I like reading about American politics and art in foreign newspapers—especially the Guardian, the left-wing London rag—for the perspective they offer in the process of introducing the subject to their readers from the bottom up. In this recent profile, a British correspondent walks the streets of Brooklyn with Jonathan Lethem, decoding the hyperlocal implications of Motherless Brooklyn and Fortress of Solitude—the history of gentrification, the secret borders of microhoods, and what exactly is this "Yoo-hoo" we drink over here—for a British readership. (As I noted when reviewing Chronic City, Lethem is an unparalleled chronicler of New York as an endless overlapping of personal maps.)

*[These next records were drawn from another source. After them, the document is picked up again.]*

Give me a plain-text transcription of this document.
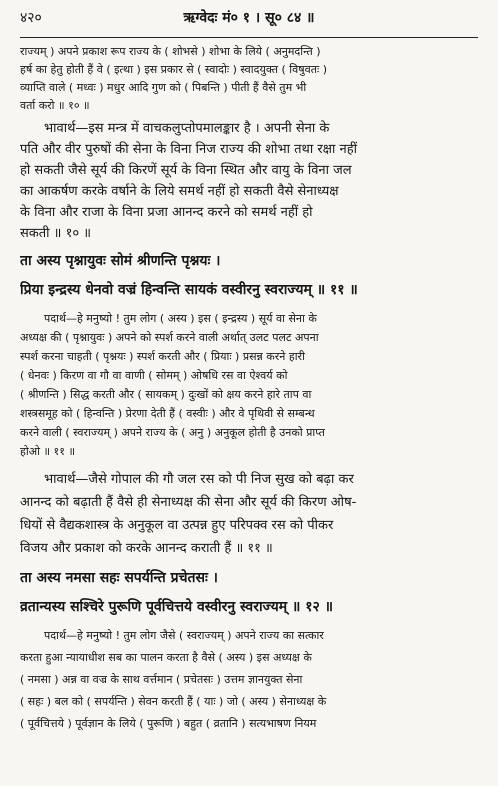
४२०	ऋग्वेदः मं० १ । सू० ८४ ॥
राज्यम् ) अपने प्रकाश रूप राज्य के ( शोभसे ) शोभा के लिये ( अनुमदन्ति )
हर्ष का हेतु होती हैं वे ( इत्था ) इस प्रकार से ( स्वादोः ) स्वादयुक्त ( विषुवतः )
व्याप्ति वाले ( मध्वः ) मधुर आदि गुण को ( पिबन्ति ) पीती हैं वैसे तुम भी
वर्ता करो ॥ १० ॥
भावार्थ—इस मन्त्र में वाचकलुप्तोपमालङ्कार है । अपनी सेना के
पति और वीर पुरुषों की सेना के विना निज राज्य की शोभा तथा रक्षा नहीं
हो सकती जैसे सूर्य की किरणें सूर्य के विना स्थित और वायु के विना जल
का आकर्षण करके वर्षाने के लिये समर्थ नहीं हो सकती वैसे सेनाध्यक्ष
के विना और राजा के विना प्रजा आनन्द करने को समर्थ नहीं हो
सकती ॥ १० ॥
ता अस्य पृश्नायुवः सोमं श्रीणन्ति पृश्नयः ।
प्रिया इन्द्रस्य धेनवो वज्रं हिन्वन्ति सायकं वस्वीरनु स्वराज्यम् ॥ ११ ॥
पदार्थ—हे मनुष्यो ! तुम लोग ( अस्य ) इस ( इन्द्रस्य ) सूर्य वा सेना के
अध्यक्ष की ( पृश्नायुवः ) अपने को स्पर्श करने वाली अर्थात् उलट पलट अपना
स्पर्श करना चाहती ( पृश्नयः ) स्पर्श करती और ( प्रियाः ) प्रसन्न करने हारी
( धेनवः ) किरण वा गौ वा वाणी ( सोमम् ) ओषधि रस वा ऐश्वर्य को
( श्रीणन्ति ) सिद्ध करती और ( सायकम् ) दुःखों को क्षय करने हारे ताप वा
शस्त्रसमूह को ( हिन्वन्ति ) प्रेरणा देती हैं ( वस्वीः ) और वे पृथिवी से सम्बन्ध
करने वाली ( स्वराज्यम् ) अपने राज्य के ( अनु ) अनुकूल होती है उनको प्राप्त
होओ ॥ ११ ॥
भावार्थ—जैसे गोपाल की गौ जल रस को पी निज सुख को बढ़ा कर
आनन्द को बढ़ाती हैं वैसे ही सेनाध्यक्ष की सेना और सूर्य की किरण ओष-
धियों से वैद्यकशास्त्र के अनुकूल वा उत्पन्न हुए परिपक्व रस को पीकर
विजय और प्रकाश को करके आनन्द कराती हैं ॥ ११ ॥
ता अस्य नमसा सहः सपर्यन्ति प्रचेतसः ।
व्रतान्यस्य सश्चिरे पुरूणि पूर्वचित्तये वस्वीरनु स्वराज्यम् ॥ १२ ॥
पदार्थ—हे मनुष्यो ! तुम लोग जैसे ( स्वराज्यम् ) अपने राज्य का सत्कार
करता हुआ न्यायाधीश सब का पालन करता है वैसे ( अस्य ) इस अध्यक्ष के
( नमसा ) अन्न वा वज्र के साथ वर्त्तमान ( प्रचेतसः ) उत्तम ज्ञानयुक्त सेना
( सहः ) बल को ( सपर्यन्ति ) सेवन करती हैं ( याः ) जो ( अस्य ) सेनाध्यक्ष के
( पूर्वचित्तये ) पूर्वज्ञान के लिये ( पुरूणि ) बहुत ( व्रतानि ) सत्यभाषण नियम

The whole piece is quite delightful, for reminding how it felt to read The Fortress of Solitude when Brooklyn was still largely a novelty to me, and its geography mostly arcane, and also for the writer's droll note, which rings true to anyone who's seen Lethem speak, that "Lethem is not a novelist who doesn't know how his books come about, or who dislikes talking about the process." It's also, very briefly, an entirely harrowing article, for this detail:
Lethem now lives... in a one-bedroom walk-up rental...
Seriously? And here I thought that being a prolific novelist with a large devoted readership was worth at least 1 BR convertible to 2.